God may not be saving anyone in the churches, but he wasn’t saving Fitzpatrick either. Even as rain drove him under the nearby ESPN overhang, the crowd continued to dog his every step. Keeping an eye out for any further excitement, but done with the same repetitive side show, Jeff and I stepped off to the side. All around us, Times Square had powered through uninhibited. Poncho-clad tourists still braved the open decks of their tour buses, charcoal-tinged meat smoke clung acridly in the air, taxis honked as obnoxiously as ever and the billboard screens played their light shows. By the time we finished taping a few test segments for our new series Do You Give A Shit?, Fitzpatrick had begun inching further down the sidewalk. We offered to buy him coffee, but he was expected in Staten Island. A small group of what appeared to be supporters had appeared to solemnly walk him away from the whole affair.

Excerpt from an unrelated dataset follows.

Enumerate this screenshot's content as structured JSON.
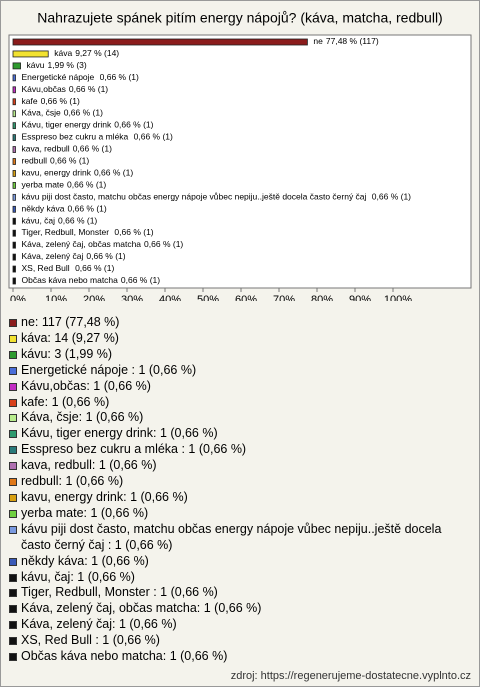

Even hours later when Jeff and I were sifting through our notes, the event still seemed unreal. Out of pure luck we’d found a man just in time to witness his most crushing disappointment. Aside from Channel 7, many local news outlets didn’t even bother sending a reporter, but we had access the entire time. That night on 7’s 11 o’clock broadcast, the anchor seemed to take the entire situation as a joke. Watching this any other time I may have agreed, but seeing ourselves directly behind Fitzpatrick in every shot made me feel otherwise. This man had the conviction to put himself on display in our city’s most populous plaza for triumph or failure. The reality shift he experienced at 6:01 isn’t so different from the moment someone realizes their acting career is over, or the restaurant has to close. New Yorkers are all about being careful for nothing, consequences be damned. Most of us just don’t dream in such apocalyptic proportions.
Fitzpatrick’s Favorite Bible Passage
4Rejoice in the Lord always: and again I say, Rejoice.
5Let your moderation be known unto all men. The Lord is at hand.
6Be careful for nothing; but in every thing by prayer and supplication with thanksgiving let your requests be made known unto God.
7And the peace of God, which passeth all understanding, shall keep your hearts and minds through Christ Jesus.
8Finally, brethren, whatsoever things are true, whatsoever things are honest, whatsoever things are just, whatsoever things are pure, whatsoever things are lovely, whatsoever things are of good report; if there be any virtue, and if there be any praise, think on these things.